Each training data set suffers from class imbalance, with many more FT than TT, so we performed a so-called “class weighting scheme” as implemented in the e1071 R package [36]. Penalization parameters for each class are defined as \( {C}_1=\frac{1}{n_1}*\frac{1}{sum\;\left(1/{n}_1\right)} \) and \( {C}_2=\frac{1}{n_2}*\frac{1}{sum\;\left(1/{n}_2\right)}. \) Where \( {n}_1 \) is the number of TT and \( {n}_2 \) the number of FT.

Evaluating predictions

We used the Area Under the Curve (AUC) of Receiver Operating Characteristic (ROC) curves to evaluate our predictions [37, 38]. Each AUC evaluation is performed by the roc function from the pROC R package [39]. AUC can be interpreted as the “probability that the classifier will rank a randomly chosen positive instance higher than a randomly chosen negative instance” [40]. Sensitivity and specificity for each ROC were calculated by first finding the minimum distance from the curve to the top left corner (sensitivity = 1, specificity = 1).

TargetExpress validation and performance

To evaluate the robustness of our SVM classification model (TargetExpress) we varied the True Target definition “t < 0 and FDR < fdr” by selecting fdr = 0.01, 0.05, 0.1 and 0.2 to observe how the FDR choice can affect the SVM prediction performance. We decided to evaluate the performance of our model using both cross and independent validation. Cross-validation consists of leaving out data from one experiment, re-training with the other n-1 experiments then testing against the left-out experiment. These results are presented in Additional file 1: Figure S3.

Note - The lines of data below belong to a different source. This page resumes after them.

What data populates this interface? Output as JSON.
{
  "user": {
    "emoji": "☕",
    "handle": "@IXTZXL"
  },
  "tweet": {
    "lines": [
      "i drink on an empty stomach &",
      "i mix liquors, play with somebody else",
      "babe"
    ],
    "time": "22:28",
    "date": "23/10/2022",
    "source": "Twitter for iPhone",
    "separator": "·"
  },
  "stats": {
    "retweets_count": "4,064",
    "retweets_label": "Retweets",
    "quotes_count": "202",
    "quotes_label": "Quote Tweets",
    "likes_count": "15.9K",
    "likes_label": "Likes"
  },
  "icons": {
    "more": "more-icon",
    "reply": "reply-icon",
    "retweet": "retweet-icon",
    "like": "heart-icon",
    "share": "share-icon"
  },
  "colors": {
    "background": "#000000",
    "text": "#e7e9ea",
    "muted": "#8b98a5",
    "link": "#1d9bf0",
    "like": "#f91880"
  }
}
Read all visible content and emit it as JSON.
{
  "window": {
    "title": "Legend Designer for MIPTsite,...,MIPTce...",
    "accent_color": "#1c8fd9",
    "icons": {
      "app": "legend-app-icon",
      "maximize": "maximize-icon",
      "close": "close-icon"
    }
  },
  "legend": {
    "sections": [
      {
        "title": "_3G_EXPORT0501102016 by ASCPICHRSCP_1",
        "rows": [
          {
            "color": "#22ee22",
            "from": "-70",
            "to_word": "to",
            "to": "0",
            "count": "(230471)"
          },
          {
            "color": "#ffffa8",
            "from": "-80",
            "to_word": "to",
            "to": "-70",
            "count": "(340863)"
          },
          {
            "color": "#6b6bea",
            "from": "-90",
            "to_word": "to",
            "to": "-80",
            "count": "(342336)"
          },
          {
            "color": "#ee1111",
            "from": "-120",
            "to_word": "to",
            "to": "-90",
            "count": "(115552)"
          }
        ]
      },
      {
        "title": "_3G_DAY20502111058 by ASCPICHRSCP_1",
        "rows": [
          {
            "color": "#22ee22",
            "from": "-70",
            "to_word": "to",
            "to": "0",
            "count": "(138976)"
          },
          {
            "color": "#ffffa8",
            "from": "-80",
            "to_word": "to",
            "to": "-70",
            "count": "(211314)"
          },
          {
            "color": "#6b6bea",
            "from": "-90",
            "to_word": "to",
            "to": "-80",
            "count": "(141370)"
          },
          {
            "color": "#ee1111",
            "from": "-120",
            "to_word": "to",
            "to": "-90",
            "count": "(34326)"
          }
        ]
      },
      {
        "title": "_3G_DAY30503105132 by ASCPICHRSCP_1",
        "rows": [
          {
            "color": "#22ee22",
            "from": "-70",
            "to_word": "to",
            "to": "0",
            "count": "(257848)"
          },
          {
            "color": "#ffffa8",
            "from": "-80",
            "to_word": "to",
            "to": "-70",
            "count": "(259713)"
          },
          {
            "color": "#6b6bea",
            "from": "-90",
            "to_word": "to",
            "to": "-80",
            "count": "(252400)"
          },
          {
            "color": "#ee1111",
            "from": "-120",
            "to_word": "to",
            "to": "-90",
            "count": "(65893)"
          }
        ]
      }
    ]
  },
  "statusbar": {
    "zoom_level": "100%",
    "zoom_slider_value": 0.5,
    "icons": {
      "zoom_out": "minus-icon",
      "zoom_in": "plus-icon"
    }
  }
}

We selected various combinations of methods to test the performance of our model. The “intersect” approach, for any particular target prediction method, consists of only considering targets with higher expression than the median of the whole microarray. This is a quick way of removing genes that are not expressed in the particular experimental context. We also generated versions of TargetExpress that only consider one of the sequence-based target prediction methods, by setting the other scaled scores to the neutral value 0. In total, we calculated AUCs for each left-out experiment using the following methods or combinations: TargetScan, TargetScan-intersect and TargetExpress using only TargetScan scores; microT-CDS, microT-CDS-intersect and TargetExpress using only microT-CDS scores; a sum of TargetScan and microT-CDS scores, sum of TargetScan and microT-CDS scores-intersect and TargetExpress using both TargetScan and microT-CDS scores. Here we selected only TargetScan and microT-CDS scores given they have the top two AUC scores (Additional file 1: Figure S3).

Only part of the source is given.